Neji shook his head. "That's not possible. I hit that to limit the chakra going to her arm, it doesn't affect the motor function."
"Normally that's true, but that was one of the first strikes you made. Once it cuts off chakra to the arm it begins to spread to the rest of the shoulder and upper torso. Given enough time, it can stall motor ability."
"I did it to her?" Neji sat back down and buried his face into his hands.
"Yes, it appears your self-tutelage is lacking. Still," —Hyobe walked forward, slowly, as if measuring the worth of his grandson in each step— "your skills are far more impressive than I ever imagined. If Hinata doesn't survive . . ."
The barest wisp of smile tugged at Hyobe's lips for a fraction of a second, but Naomi saw it. That bastard put Hinata in this position. He hounded her to be someone she wasn't. Demanded perfection from someone who was beautifully imperfect. Refused to let her grow in the way she needed. And when she needed him to support her the most, he could only see a chance to replace her with a superior model. All Naomi wanted was her daughter alive and well, and that bastard saw it as an opportunity.
Hatred numbed her skin to bone. Hatred she couldn't fathom any one person being able to survive without it exploding out. Hatred that separated her from Hizashi's safe hold, forced her body into a fighting stance, and pushed her chakra-laden palms straight at the most powerful member of the Hyuuga clan. She didn't even register her would-be victim's hand raising in a way that should have frightened her to her soul. Hatred blinded her, and then so did the pain.
Screams filled her ears, shrieking that burned from her forehead, through her eyes, and deep into the center of her skull. It wasn't until daggers receded from her skin that she realized the screams were her own. Naomi blinked, struggling to see through the brightness. Hizashi cradled her head in his lap, feather light fingers removing her forehead protector and wrapping to expose the bright seal beneath. Neji stood over them, protective and afraid. But it was Sandaime whose hand had stopped Hyobe.
"That's enough, Hyobe. I think a terrified mother deserves some leeway, don't you?"

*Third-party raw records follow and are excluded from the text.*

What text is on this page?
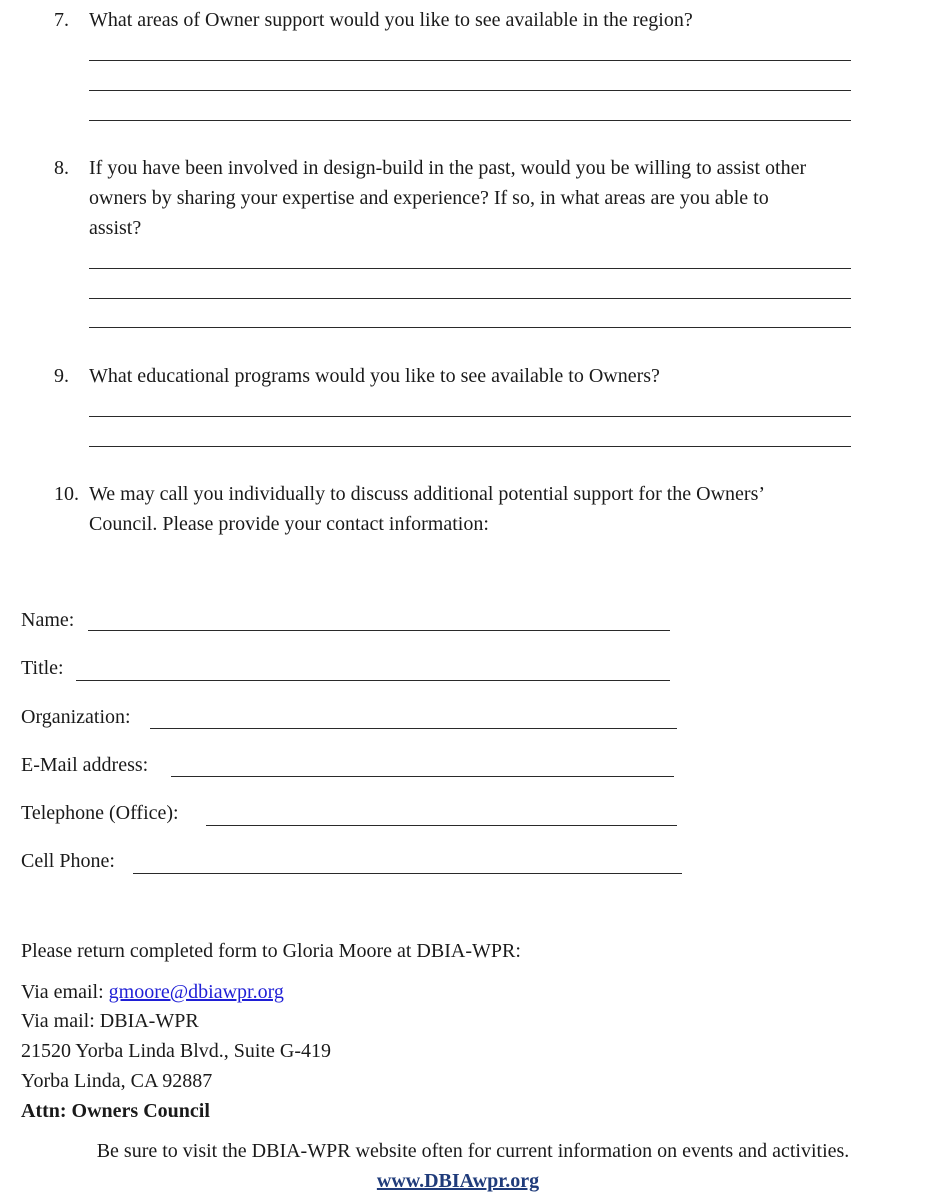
7. What areas of Owner support would you like to see available in the region?
8. If you have been involved in design-build in the past, would you be willing to assist other
owners by sharing your expertise and experience? If so, in what areas are you able to
assist?
9. What educational programs would you like to see available to Owners?
10. We may call you individually to discuss additional potential support for the Owners’
Council. Please provide your contact information:
Name:
Title:
Organization:
E-Mail address:
Telephone (Office):
Cell Phone:
Please return completed form to Gloria Moore at DBIA-WPR:
Via email: gmoore@dbiawpr.org
Via mail: DBIA-WPR
21520 Yorba Linda Blvd., Suite G-419
Yorba Linda, CA 92887
Attn: Owners Council
Be sure to visit the DBIA-WPR website often for current information on events and activities.
www.DBIAwpr.org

Hyobe lowered his arm but kept a level eye with Sandaime. "This is a clan matter, Hokage-sama."
Sandaime shook his head and placed a steady grip on Neji's shoulder. Commanding yet gentle. "This is a tragic accident of the chuunin exam, and one that has a very loving family on edge. Perhaps we should all take a step back and breathe."
Hyobe might have been the most powerful Hyuuga, but they weren't in the clan and Sandaime was right: this was a matter of the chuunin exam. Hyobe nodded and turned away, leaving them on the floor without even a gesture of remorse. Naomi knew branchers who attacked the main didn't deserve that much in his mind —she reached up and took Neji's hand— unless they were useful to him.